The allegation is that Foot took money and was being used for purposes of disinformation, not that he was a spy. I brought it up in the light of the earlier comment that Foot is well-respected these days.

evilcommiedictator

I think in regards to leave there's two points of view, on one of the recent TrashFuture podcasts they talked about remain-ing, because even though the EU is a technocratic neoliberal wankfest, the point of it is decent and the UK being one of the biggest members could effect change from within - the government simply breaking EU rules and getting the EU to actually respond.
Whereas I think Corbyn was correct in sticking with Leave - disregarding the whole issue of ignoring the first referendum - in that it gives the government a great chance to rip a lot of shit out of the ground and start again, and blame it on the change. Don't like social housing?
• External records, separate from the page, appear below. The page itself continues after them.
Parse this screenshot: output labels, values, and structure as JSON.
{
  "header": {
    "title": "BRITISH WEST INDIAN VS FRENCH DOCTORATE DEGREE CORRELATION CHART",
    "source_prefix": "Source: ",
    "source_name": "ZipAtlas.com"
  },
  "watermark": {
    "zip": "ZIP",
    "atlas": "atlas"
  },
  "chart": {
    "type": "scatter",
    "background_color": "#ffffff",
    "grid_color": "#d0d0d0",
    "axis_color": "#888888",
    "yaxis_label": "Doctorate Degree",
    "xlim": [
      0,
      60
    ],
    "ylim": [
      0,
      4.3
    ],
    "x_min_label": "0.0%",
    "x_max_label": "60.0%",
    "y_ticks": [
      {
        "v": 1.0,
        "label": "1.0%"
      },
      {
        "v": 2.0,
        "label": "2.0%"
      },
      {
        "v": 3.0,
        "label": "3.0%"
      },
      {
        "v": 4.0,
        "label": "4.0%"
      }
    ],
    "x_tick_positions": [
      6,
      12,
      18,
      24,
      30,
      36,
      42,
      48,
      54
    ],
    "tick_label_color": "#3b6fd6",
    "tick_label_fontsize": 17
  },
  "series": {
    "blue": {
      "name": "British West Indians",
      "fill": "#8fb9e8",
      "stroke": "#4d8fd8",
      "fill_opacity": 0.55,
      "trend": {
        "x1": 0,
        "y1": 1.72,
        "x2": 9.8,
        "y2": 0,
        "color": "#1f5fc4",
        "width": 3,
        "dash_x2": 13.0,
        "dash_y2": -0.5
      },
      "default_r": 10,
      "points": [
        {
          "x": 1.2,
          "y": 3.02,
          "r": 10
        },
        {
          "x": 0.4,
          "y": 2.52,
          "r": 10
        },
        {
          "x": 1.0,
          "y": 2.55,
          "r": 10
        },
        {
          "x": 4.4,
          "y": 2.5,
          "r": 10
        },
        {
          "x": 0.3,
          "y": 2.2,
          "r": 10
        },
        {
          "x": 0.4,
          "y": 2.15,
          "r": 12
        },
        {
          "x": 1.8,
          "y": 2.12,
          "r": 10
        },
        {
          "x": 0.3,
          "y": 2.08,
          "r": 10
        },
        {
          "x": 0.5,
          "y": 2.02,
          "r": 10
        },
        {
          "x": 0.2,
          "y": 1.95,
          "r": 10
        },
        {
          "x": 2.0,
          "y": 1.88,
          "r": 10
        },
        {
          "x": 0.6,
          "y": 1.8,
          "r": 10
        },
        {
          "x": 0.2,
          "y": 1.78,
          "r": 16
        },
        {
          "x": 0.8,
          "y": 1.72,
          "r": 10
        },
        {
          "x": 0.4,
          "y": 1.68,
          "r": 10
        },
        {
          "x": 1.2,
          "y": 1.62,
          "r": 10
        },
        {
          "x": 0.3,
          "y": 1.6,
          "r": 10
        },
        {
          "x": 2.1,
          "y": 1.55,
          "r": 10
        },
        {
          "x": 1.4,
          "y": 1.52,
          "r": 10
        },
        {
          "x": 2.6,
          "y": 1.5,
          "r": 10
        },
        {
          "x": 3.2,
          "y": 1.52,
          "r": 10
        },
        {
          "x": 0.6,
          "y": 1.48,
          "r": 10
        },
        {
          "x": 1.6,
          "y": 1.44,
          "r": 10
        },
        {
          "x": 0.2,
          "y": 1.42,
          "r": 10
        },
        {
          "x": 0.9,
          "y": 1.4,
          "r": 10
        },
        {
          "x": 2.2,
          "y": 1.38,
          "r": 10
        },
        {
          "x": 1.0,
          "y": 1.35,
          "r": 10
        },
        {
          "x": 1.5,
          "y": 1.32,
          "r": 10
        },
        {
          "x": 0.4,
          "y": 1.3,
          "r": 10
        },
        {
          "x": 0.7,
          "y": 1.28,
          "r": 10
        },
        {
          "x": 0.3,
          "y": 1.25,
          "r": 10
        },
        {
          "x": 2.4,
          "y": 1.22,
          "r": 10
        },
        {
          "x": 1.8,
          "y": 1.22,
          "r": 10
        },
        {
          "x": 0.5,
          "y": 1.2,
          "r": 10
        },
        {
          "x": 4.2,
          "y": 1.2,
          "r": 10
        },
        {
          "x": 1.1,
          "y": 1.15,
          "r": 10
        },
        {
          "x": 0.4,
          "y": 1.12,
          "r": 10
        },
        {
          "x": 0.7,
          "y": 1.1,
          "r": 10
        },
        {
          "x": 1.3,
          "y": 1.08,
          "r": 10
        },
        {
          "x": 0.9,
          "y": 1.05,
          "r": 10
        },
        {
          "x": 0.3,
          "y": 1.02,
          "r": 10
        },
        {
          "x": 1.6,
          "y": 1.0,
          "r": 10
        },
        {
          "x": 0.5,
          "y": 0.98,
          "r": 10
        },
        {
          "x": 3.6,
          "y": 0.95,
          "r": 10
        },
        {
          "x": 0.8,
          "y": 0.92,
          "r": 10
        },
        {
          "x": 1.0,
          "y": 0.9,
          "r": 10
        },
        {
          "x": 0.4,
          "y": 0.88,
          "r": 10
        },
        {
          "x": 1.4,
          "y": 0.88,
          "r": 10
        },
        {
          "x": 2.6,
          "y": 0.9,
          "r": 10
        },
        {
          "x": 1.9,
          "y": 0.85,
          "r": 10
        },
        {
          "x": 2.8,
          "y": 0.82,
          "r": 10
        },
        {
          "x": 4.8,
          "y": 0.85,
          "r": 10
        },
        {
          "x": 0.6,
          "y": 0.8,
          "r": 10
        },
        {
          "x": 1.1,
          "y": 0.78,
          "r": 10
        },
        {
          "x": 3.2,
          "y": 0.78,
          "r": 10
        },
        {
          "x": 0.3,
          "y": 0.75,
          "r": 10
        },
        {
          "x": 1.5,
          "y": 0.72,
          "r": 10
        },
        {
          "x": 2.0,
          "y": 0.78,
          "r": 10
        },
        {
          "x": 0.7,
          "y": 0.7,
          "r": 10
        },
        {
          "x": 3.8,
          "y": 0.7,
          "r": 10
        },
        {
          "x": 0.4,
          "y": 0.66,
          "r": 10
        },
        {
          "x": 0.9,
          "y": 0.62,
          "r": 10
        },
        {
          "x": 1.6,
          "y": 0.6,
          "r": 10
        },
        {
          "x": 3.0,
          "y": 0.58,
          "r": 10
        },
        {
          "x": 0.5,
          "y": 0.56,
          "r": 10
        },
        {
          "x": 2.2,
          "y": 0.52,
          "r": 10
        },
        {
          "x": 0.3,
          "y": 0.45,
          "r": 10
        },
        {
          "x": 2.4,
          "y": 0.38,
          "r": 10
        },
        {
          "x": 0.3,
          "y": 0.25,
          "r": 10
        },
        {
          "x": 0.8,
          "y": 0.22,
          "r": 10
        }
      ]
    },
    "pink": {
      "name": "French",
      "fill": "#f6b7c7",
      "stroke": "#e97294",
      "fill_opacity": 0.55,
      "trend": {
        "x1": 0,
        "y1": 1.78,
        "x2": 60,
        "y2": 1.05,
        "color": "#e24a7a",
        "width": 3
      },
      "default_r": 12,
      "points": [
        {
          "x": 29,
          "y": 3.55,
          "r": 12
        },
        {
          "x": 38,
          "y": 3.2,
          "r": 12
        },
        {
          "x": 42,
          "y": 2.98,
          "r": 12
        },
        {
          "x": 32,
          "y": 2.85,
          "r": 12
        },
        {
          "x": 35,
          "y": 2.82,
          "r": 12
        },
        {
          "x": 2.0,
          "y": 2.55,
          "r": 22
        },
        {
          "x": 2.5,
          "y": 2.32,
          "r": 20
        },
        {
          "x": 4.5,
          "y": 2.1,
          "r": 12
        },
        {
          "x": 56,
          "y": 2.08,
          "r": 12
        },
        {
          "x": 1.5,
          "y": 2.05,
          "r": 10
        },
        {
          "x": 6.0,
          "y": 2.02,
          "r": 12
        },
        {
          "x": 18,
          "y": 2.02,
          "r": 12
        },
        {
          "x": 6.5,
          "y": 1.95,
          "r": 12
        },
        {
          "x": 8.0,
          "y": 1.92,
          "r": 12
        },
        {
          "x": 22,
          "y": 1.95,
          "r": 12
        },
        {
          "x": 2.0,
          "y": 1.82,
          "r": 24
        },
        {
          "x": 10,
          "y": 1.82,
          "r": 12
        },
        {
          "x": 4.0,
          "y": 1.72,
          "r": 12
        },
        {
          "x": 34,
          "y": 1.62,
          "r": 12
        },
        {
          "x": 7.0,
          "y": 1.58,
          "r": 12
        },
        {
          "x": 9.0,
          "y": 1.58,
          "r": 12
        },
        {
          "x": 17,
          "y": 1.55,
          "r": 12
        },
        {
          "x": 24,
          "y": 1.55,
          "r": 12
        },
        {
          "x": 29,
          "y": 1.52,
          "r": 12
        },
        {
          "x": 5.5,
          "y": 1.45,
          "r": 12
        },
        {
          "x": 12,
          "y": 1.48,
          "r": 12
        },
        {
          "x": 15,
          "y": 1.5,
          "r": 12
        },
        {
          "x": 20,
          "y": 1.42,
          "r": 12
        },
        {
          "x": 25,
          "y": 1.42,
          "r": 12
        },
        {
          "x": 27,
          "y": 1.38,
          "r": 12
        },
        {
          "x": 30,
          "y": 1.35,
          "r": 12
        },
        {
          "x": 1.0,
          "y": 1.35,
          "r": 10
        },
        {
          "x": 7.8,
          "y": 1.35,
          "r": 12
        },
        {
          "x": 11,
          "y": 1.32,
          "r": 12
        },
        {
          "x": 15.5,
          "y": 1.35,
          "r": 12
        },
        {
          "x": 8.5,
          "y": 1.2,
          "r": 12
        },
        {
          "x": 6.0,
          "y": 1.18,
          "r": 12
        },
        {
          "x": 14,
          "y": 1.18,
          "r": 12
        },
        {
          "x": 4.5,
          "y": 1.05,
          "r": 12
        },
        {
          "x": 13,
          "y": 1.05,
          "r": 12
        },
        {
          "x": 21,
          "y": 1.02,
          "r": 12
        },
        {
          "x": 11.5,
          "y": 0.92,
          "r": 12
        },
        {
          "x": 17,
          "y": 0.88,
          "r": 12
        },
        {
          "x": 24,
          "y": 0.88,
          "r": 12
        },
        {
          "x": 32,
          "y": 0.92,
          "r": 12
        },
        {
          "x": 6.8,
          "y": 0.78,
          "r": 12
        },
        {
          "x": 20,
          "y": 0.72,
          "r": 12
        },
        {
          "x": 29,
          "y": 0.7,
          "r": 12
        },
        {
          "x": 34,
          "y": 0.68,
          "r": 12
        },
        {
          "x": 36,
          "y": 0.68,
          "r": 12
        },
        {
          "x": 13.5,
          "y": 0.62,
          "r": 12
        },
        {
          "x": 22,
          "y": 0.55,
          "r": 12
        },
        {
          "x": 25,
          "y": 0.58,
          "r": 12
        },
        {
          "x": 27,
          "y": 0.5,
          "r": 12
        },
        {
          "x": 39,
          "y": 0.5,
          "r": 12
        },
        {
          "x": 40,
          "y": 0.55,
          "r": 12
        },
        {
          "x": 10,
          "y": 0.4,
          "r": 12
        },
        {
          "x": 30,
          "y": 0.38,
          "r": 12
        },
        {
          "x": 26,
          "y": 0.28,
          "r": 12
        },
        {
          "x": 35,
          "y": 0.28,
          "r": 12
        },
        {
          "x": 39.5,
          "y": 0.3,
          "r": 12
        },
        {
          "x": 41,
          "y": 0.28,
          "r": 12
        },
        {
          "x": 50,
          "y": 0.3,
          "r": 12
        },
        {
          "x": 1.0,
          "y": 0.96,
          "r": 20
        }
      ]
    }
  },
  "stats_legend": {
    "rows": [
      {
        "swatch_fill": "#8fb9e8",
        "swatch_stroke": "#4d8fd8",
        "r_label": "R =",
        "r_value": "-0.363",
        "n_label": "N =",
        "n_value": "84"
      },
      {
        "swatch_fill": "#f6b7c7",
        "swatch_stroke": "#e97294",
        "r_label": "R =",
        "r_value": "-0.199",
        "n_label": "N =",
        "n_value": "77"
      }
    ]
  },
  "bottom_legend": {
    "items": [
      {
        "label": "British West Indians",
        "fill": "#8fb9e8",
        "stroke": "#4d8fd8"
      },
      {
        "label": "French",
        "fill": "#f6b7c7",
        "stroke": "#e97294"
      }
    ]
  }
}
Well, we're nationalizing a bunch of these housing fucks and turning over the houses to the people, same goes for breaking up monopolies and the media

BlodwynPig

https://www.thesundaily.my/world/stunning-uk-election-result-no-surprise-in-labour-bastion-HA1772696

Oh dear

QuoteMartin Farr, senior lecturer in contemporary British history at Newcastle University, said Blyth Valley was a "perfect storm" for the election's biggest shock.

"A well-established Brexiteer local MP standing down in a town that has suffered enormously, and a totally inept Labour leader," he told AFP.

NoSleep

Quote from: evilcommiedictator on December 16, 2019, 11:06:42 AM
I think in regards to leave there's two points of view, on one of the recent TrashFuture podcasts they talked about remain-ing, because even though the EU is a technocratic neoliberal wankfest, the point of it is decent and the UK being one of the biggest members could effect change from within - the government simply breaking EU rules and getting the EU to actually respond.
Whereas I think Corbyn was correct in sticking with Leave - disregarding the whole issue of ignoring the first referendum - in that it gives the government a great chance to rip a lot of shit out of the ground and start again, and blame it on the change. Don't like social housing? Well, we're nationalizing a bunch of these housing fucks and turning over the houses to the people, same goes for breaking up monopolies and the media

Corbyn was the first to say "let's get on with it." But because it was him, it had to be made to be the wrong thing to say. Corbyn is always wrong.